I observed this many times while reading novels and watching movies. Unknown people are always referred to as a John Doe or Jane doe. I am really curious to know how these terms originated?why John doe and not shane lee or something?

  • Is this question okay? You can quickly Google it, it's not a hard thing to find. John Doe apparently comes from an old British cases where "John Doe" was a common fictitious name for the plaintiff and "Richard Roe" was common for the defendant. There were apparently other names, but this one stuck.

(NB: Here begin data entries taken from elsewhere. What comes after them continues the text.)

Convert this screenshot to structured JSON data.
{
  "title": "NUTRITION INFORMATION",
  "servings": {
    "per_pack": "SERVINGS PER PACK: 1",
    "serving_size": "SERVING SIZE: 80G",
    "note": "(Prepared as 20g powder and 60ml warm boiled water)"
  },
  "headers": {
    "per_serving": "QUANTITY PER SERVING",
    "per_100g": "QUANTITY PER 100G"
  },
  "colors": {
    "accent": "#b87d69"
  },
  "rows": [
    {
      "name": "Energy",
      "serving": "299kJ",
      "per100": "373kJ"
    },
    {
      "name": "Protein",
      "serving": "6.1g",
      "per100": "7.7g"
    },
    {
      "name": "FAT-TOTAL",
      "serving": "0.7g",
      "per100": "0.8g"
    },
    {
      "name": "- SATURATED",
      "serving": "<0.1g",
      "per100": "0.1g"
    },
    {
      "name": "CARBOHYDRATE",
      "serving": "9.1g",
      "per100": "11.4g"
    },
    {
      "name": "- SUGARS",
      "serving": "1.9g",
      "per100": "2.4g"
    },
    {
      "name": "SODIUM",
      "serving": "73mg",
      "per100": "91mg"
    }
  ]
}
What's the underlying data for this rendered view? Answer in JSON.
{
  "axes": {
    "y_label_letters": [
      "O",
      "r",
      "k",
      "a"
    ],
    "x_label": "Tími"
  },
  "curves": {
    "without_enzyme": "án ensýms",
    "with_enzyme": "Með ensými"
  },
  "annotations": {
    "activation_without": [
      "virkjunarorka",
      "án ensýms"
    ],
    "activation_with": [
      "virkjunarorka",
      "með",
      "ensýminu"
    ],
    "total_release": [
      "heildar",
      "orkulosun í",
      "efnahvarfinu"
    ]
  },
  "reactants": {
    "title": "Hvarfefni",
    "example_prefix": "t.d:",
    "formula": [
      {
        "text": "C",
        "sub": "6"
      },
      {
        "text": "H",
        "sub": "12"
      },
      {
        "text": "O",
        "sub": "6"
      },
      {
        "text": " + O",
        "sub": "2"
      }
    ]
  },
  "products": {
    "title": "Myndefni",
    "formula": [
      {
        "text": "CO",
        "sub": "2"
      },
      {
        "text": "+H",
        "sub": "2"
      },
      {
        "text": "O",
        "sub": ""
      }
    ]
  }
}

If you google your question, you will get tons of answers for it, so I'm not going to give you any links, but that's a general response.
    – Ice-9
    Mar 10 '14 at 13:40
  • Welcome to EL&U! Please include your research in your question. Mar 10 '14 at 13:41
  • 1
    @Ice-9 The interesting thing is that we never use the name 'John Doe' in this way in Britain. His UK opposite number is 'Joe Bloggs'.
    – WS2
    Mar 10 '14 at 14:14
  • @WS2, I didn't know that! I'd only ever heard Joe Bloggs when I was taking courses for standardized testing. The teacher would call the answer a "Joe Bloggs answer" if it was an answer that was misleading, but I'd always thought it was just his way of making learning anything for a standardized test interesting.
    – Ice-9
    Mar 10 '14 at 14:25
  • @Ice-9 'Joe Bloggs' is not typically a person of great intellect, or achievement. He is the quintessential ordinary bloke!